Absurdé.



Desde chiquitita había sido diferente a los demás. Los chicos se reían de ella, su madre la miraba con ojos llenos tristeza, preguntándose a quién habría salido. Su vida fue gris hasta que conoció a Azazel, el intrépido hombre bala. Quién la iba a decir que se vería tomando hormonas, porque su número, el de mujer barbuda, era el más aclamado.

Damas y caballeros, pasen a ver el circo.

Vengo a regalarte el resto de mi vida.

La lluvia había parado hacía rato, las rosas aún dejaban ver restos de la tormenta en sus pétalos, y las lombrices empezaban a aparecer en la tierra mojada. Caracoles saludando al sol, que, tímidamente asomaba por detrás de las nubes, deslumbrando al mundo.
Lejos, sentados en su banco, sin prestar atención a nada más que a los ojos del otro, se encontraba una pareja de enamorados. Reían. Sus arrugas se acentuaban, y aunque sus cuerpos eran débiles y su pelo prácticamente blanco, puedo jurar que eran los más felices de aquel parque.

No puede ser muy complicado, otros ya lo hicieron sin cuidado.

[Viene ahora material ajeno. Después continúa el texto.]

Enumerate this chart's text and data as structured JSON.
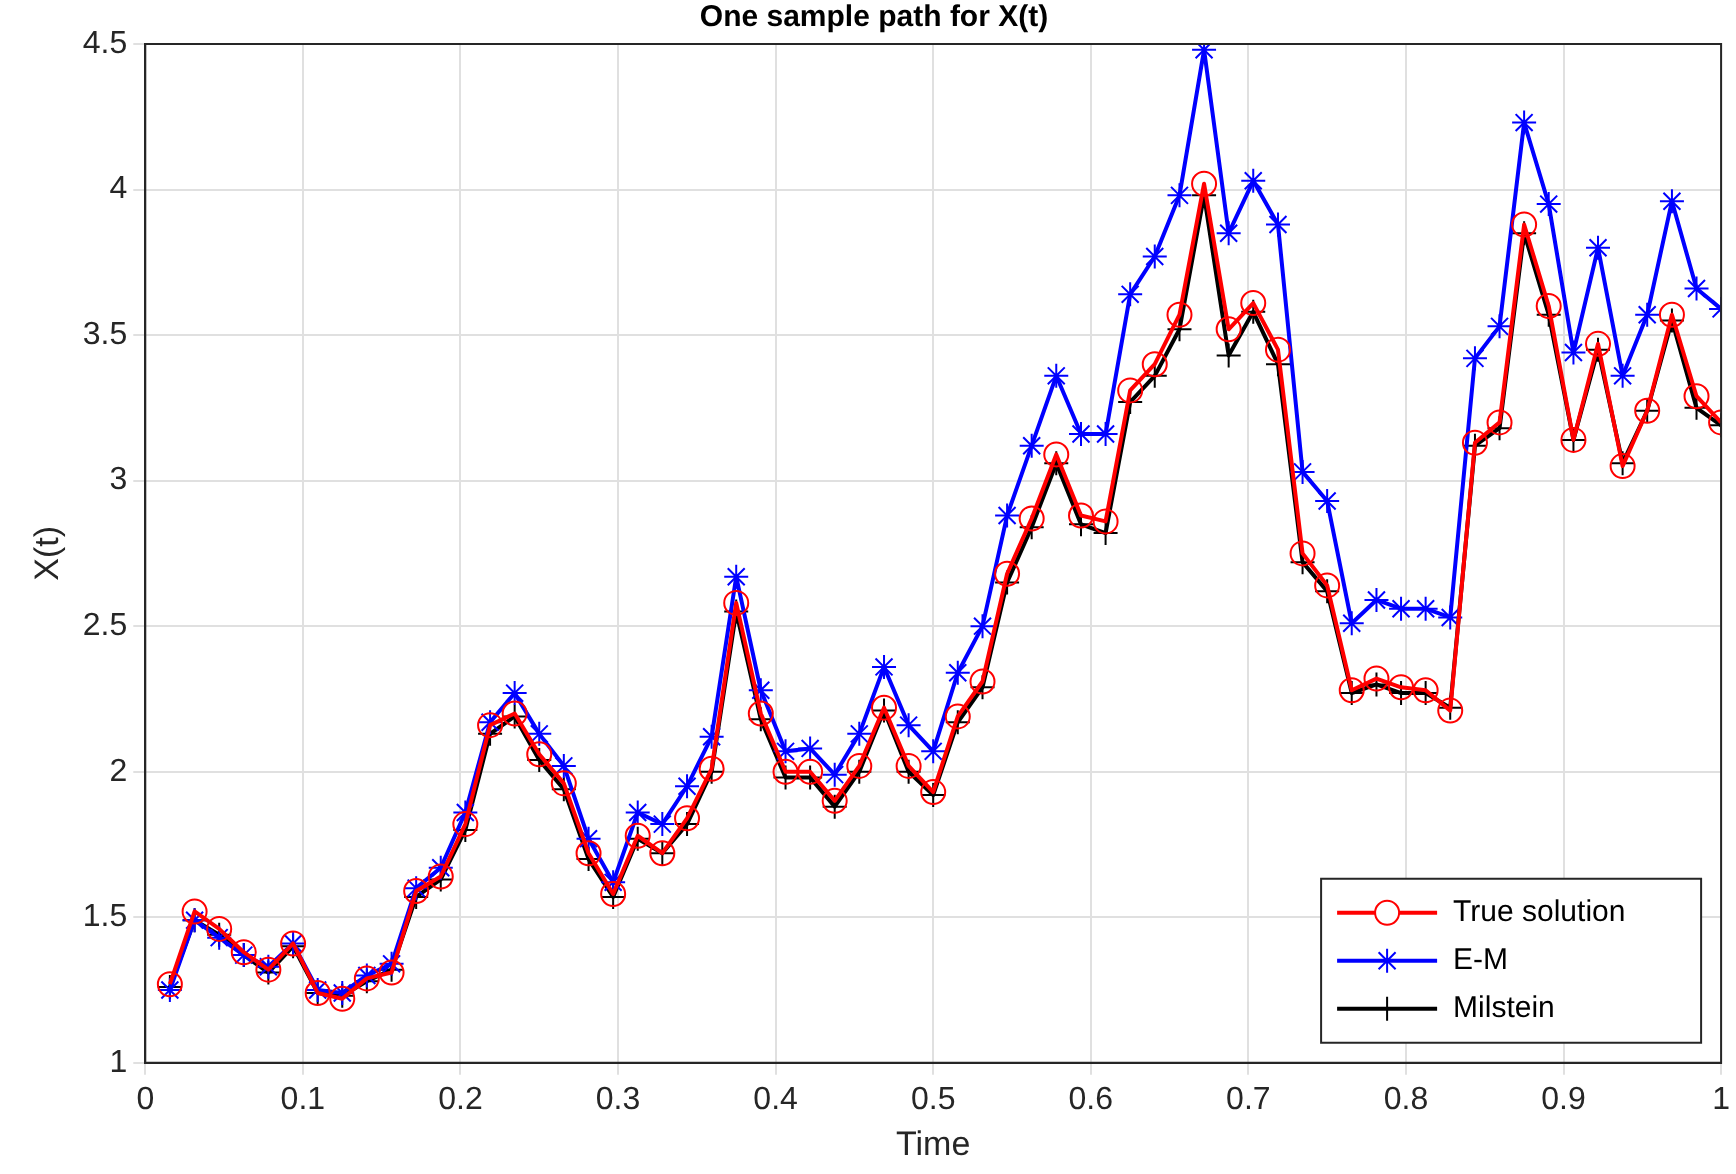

Y ella caminaba hacia él por ese estrecho camino, como si de el corredor de la muerte se tratara. Sus manos, sus piernas, sus labios, hasta su estómago temblaban. Él, el Caronte de su historia que podía llevarla al infierno o dejarla vagar como alma en pena para toda la eternidad, todo dependía del precio dispuesto a pagar. Los bolsillos llenos de sueños rotos e ilusiones decoloradas. Tenía que llegar al inframundo fuera como fuese, pues de otro modo, no volverían a estar juntos nunca más.

Y es que el cielo les pillaba muy lejos. Lo suyo era demasiado peligroso, un amor de esos prohíbidos que matan de celos a los Dioses.